Why JAMA’s new study won’t put the brakes on ridesharing in healthcare
A Conversation with Dr. John Brownstein, co-founder of Circulation
A new study in the Journal of the American Medical Association is making the rounds around the health innovation watercooler.
Researchers from UPenn tried to gauge the effectiveness of ridesharing as a way to reduce primary care no-shows among patients enrolled in Medicaid. The study found a virtually identical no-show rate among patients who were offered free transportation and those who weren’t.
This was unexpected news to everyone but the most ardent skeptics of digital health innovation. Even the study authors expressed surprise in an e-mail to Reuters: “We think this is likely because we didn’t have a high percent of people who agreed to use the service or ultimately used it after agreeing. We think this may be the result of the way we delivered the service or lack of familiarity.”
A closer look at the details brings up several more yellow lights, from the seeming lack of any sort patient-centered study design, to the odd way the final results were calculated.
We’re not experts in academic study design, but we do know our way around the real world market dynamics of digital health, and one question rose above all the others: If it’s true that rideshare doesn’t work, then why have *dozens* of health systems invested in it over the last two years?
Onboard Health put us in touch with one of digital health’s foremost experts to help the industry understand these issues a little more closely.
A Chat with Dr. John Brownstein
The word “pioneer” is bandied about these days, so suffice to say Dr. John Brownstein was testing and deploying digital health tools long before there was even a hashtag in front of the term. He’s a professor, researcher, data geek, and advisor to businesses like Google and Uber. And as co-founder of the country’s leading NEMT startup, Circulation, he knows more about translating the impact potential of ridesharing into public health and business outcomes than just about anyone out there.
The following conversation has been condensed and edited for clarity.
Patchwise Labs (PL): Can you talk a little bit about this study? What did you think when you read it? What does it mean for the industry?
Dr. John Brownstein (JB): Sure. Well it’s definitely struck a chord, and there are many different stakeholders out there talking about these issues. And there’s still a group of people out there somewhere who don’t consider transportation as a barrier to care. But if you look at the bigger movement in healthcare towards social determinants, we’re reaching a consensus that addressing some of these non-clinical issues can lower cost, and improve the patient experience.
As far as this study goes — Overall, I want to start off by saying I think it’s great that there’s an effort to do formal evaluations of digital health tools. There’s this emerging field of social determinants entering the mainstream, and we absolutely have to hold ourselves to be accountable in evaluating these new tools. I mean even a few year ago, [ridesharing] is not an area where we saw this sort of [academic evaluation] activity.
But even the authors acknowledged some of the challenges with this one. The issue isn’t really about the technology of ridesharing itself, it’s how it’s delivered and how the study is run. If you look at how many patients were actually eligible to receive a ride, it’s a small portion of the group in the study.
Excerpted from the study abstract (emphasis added)
“All individuals receiving a phone call reminder were included in the study sample, regardless of whether they answered their phone…Within the intervention arm, 85 among 288 (26.0%) participants who answered the phone call used ridesharing. The missed appointment rate was 36.5% (144 of 394) for the intervention arm and 36.7% (144 of 392) for the control arm (P = .96).”
JB: So, it speaks to how much work goes into understanding the right population for an intervention, in this case, a rideshare.
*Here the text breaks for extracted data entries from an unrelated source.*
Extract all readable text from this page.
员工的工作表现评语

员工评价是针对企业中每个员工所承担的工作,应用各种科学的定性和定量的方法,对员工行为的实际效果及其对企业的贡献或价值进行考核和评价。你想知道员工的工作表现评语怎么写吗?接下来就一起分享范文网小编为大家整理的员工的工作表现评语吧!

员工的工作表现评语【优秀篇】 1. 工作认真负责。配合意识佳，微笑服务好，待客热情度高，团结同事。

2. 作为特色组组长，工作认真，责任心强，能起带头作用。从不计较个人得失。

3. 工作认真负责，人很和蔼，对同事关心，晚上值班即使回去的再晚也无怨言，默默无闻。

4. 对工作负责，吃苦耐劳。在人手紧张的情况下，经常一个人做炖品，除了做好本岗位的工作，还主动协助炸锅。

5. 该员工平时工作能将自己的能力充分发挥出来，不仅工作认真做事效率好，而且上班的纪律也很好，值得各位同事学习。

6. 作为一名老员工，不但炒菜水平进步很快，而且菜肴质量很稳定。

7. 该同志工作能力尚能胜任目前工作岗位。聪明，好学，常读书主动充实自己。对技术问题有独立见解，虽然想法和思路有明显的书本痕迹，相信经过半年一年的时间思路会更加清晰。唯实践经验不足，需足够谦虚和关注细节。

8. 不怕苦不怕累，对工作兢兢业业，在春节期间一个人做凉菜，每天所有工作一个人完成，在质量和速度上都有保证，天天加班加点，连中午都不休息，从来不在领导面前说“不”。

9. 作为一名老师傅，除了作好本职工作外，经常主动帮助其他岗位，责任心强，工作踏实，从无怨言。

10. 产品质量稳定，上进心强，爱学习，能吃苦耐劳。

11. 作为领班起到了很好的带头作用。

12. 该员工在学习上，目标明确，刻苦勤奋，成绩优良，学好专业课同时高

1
Another key issue that comes up is about education, how people were being offered the ride. Are we making sure we’re offering them the right tools?
Without addressing those considerations, the end result is that the outreach was very broad, and in the intervention arm only a very small portion were offered a ride…when you evaluate something like that, it’s going to sort of drown out any impact.
PL: Can you talk about the tension between academic studies and real-world business considerations in an area like ridesharing?
JB: I’m an academic and I still have an academic view of this, for sure, in how we approach this as a business. We’re very meticulous about tracking how transportation is working. We want to provide our health systems with analytics and good data on questions like, “how does it change their costs, what does it mean for their care programs” — there’s 100% transparency to that.
If you look at how Circulation is integrating into health systems, it’s helping patients who are already accessing transportation, but face challenges with wait times, or bad experiences. We’ve been able to produce amazing changes, lower costs, higher percentages of time visits, fewer missed appointments, we’re seeing it across the board.
I mean, we’re in over 70 health systems now. And it’s not just us — if you look at what Caremore’s doing, they’ve got some great data to support ridesharing as well. So yeah, I think it’s great to study these new tools, and it’s a very important discussion that we’re having because of this study, but also in a way we’re also learning a lot in the real world, from all of the business activity around the country.
A special thanks to Onboard Health and to Dr. Brownstein for sharing his insights on short notice.